The fight against climate change is as important and urgent as the threat of terrorism, Secretary of State John Kerry argues as negotiations in Vienna work towards a ban on hydrofluorocarbons (HFCs) in air conditioners. But as the world works toward a deal to ban these heat-trapping chemicals, many are looking to the United States to also curb its growing reliance on air conditioning, Rick Noack reports for The Washington Post.
While both Europe and the United States are concerned about HFCs and the powerfully heat-trapping gases they emit, as evidenced by a meeting held in Vienna this past weekend to draft a deal banning HFCs, Europe is growing frustrated with the US’s dependence on air conditioners.
“If the second, fourth, and fifth most populous nations — India, Indonesia, and Brazil, all hot and humid — were to use as much energy per capita for air conditioning as does the U.S., it would require 100 percent of those countries’ electricity supplies, plus all of the electricity generated by Mexico, the United Kingdom, Italy, and the entire continent of Africa,” Stan Cox, a researcher who focuses on indoor climate controlling, told The Washington Post.
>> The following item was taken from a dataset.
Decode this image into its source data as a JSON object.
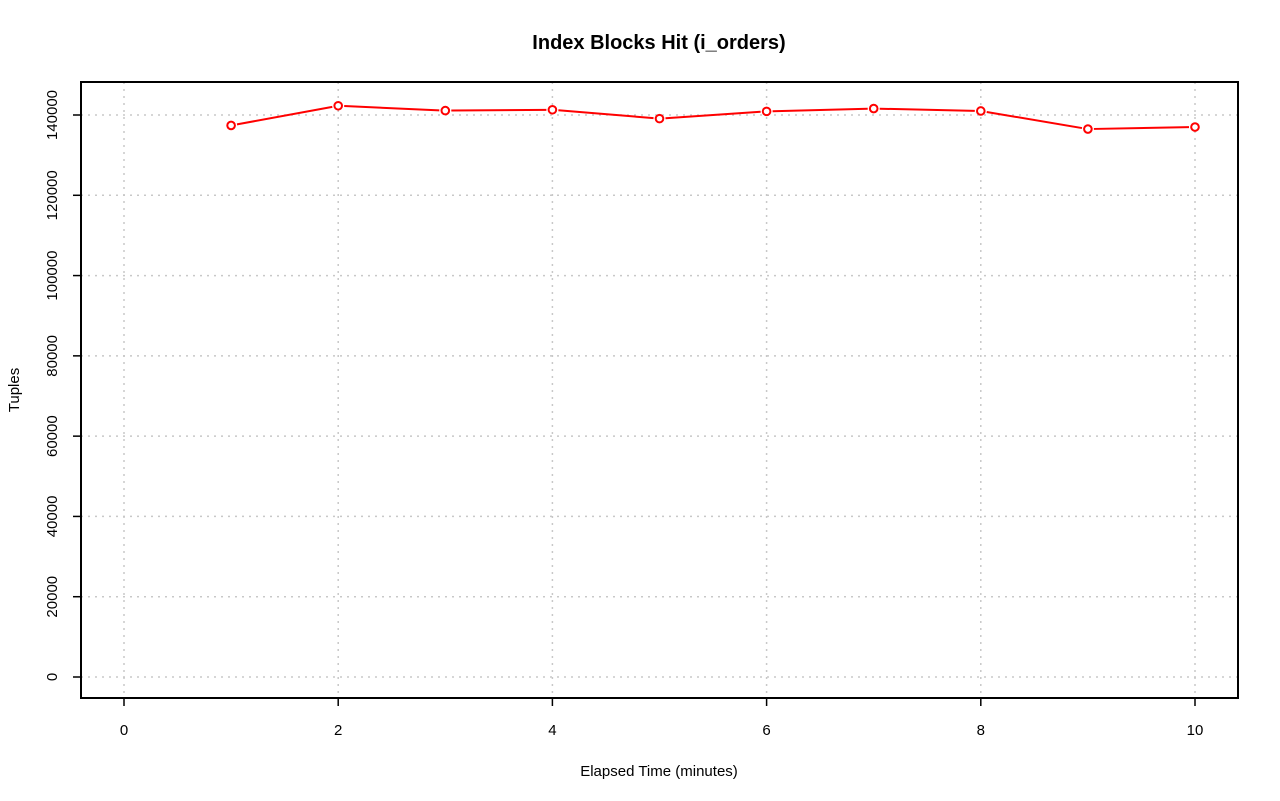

US Secretary of State John Kerry was also in attendance at this meeting in Vienna where he emphasized the urgency of the global threat of climate change: “Yesterday, I met in Washington with 45 nations — defense ministers and foreign ministers — as we were working together on the challenge of Daesh, ISIL, and terrorism,” Kerry said.
“It’s hard for some people to grasp it, but what we — you — are doing here right now is of equal importance because it has the ability to literally save life on the planet itself,” Kerry said, referring to climate action and the draft deal to ban HFCs. About 90 percent of those gases are used in fridges or air conditioning systems, Noack reports.
For European critics, however, the presence of air conditioning in the United States, is not as concerning as its over-use, Noack says. Visitors to the US often complain of overly chilled buildings, particularly during the summer months, and the science supports this: While Americans prefer an average indoor temperature of 70 degrees Fahrenheit, Europeans would consider such temperatures too cold.